Mamá levantó la vista; su rostro tenía una expresión de temor. Bronson le acarició la mano.
—Ya es hora, Laura Sue —repitió.
—Yo… simplemente no puedo —exclamó mamá—. Me resulta tan doloroso recordar esas cosas… imagínate hablar de ellas. —Sacudió la cabeza.
—Entonces deja que lo haga yo —dijo Bronson—. Si es posible, no quiero que haya malos sentimientos entre nosotros.
—No ahora, no al principio. Quiero que nos sintamos como una familia.

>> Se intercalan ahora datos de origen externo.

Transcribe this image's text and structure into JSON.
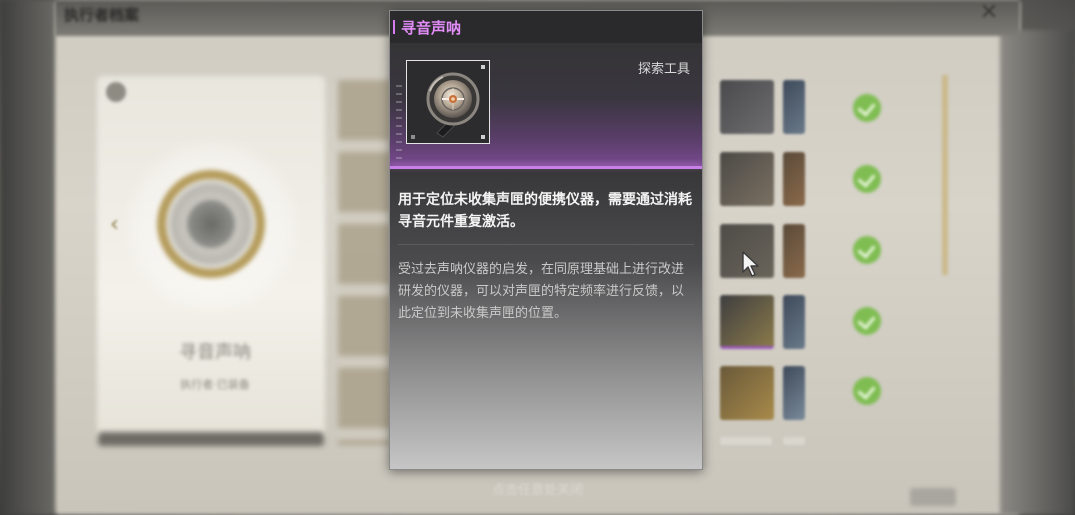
{
  "background": {
    "window_title": "执行者档案",
    "close_icon": "close-icon",
    "left_card": {
      "item_name": "寻音声呐",
      "item_sub": "执行者·已装备"
    },
    "status_icon": "check-icon",
    "hint": "点击任意处关闭"
  },
  "tooltip": {
    "title": "寻音声呐",
    "category": "探索工具",
    "icon": "sonar-device-icon",
    "summary": "用于定位未收集声匣的便携仪器，需要通过消耗寻音元件重复激活。",
    "description": "受过去声呐仪器的启发，在同原理基础上进行改进研发的仪器，可以对声匣的特定频率进行反馈，以此定位到未收集声匣的位置。",
    "accent_color": "#d77cf2"
  }
}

Mamá cerró los ojos y respiró profundamente. A continuación se puso de pie.
—Haz lo que creas conveniente —dijo—. Yo estoy agotada y demasiado afectada para escuchar. Quiero regresar al hotel.
—De acuerdo —dijo Bronson—. Quizá James pueda acompañarte mientras Dawn se queda aquí para hablar conmigo. Mi chofer puede llevarla más tarde.
—De acuerdo —dijo Jimmy, y se puso de pie.
—Jimmy también debería estar presente —afirmé. Jimmy se acercó a mí.
—Quizá quiera hablar a solas contigo, Dawn —me susurró al oído—. Quizá se sienta incómodo con otro hombre aquí escuchando. Ya me lo contarás más tarde. —Cogió mis manos entre las suyas para tranquilizarme y a continuación se volvió hacia Bronson y mamá.
—Gracias, Bronson —dijo mi madre, aliviada—. Ha sido una velada estupenda, y me gustaría recordarla así. —Me dedicó una sonrisa.
Bronson los acompañó hasta la puerta. Al cabo de unos minutos regresó, se sentó frente a mí, cruzó las piernas, bebió un trago de su jerez y empezó a hablar.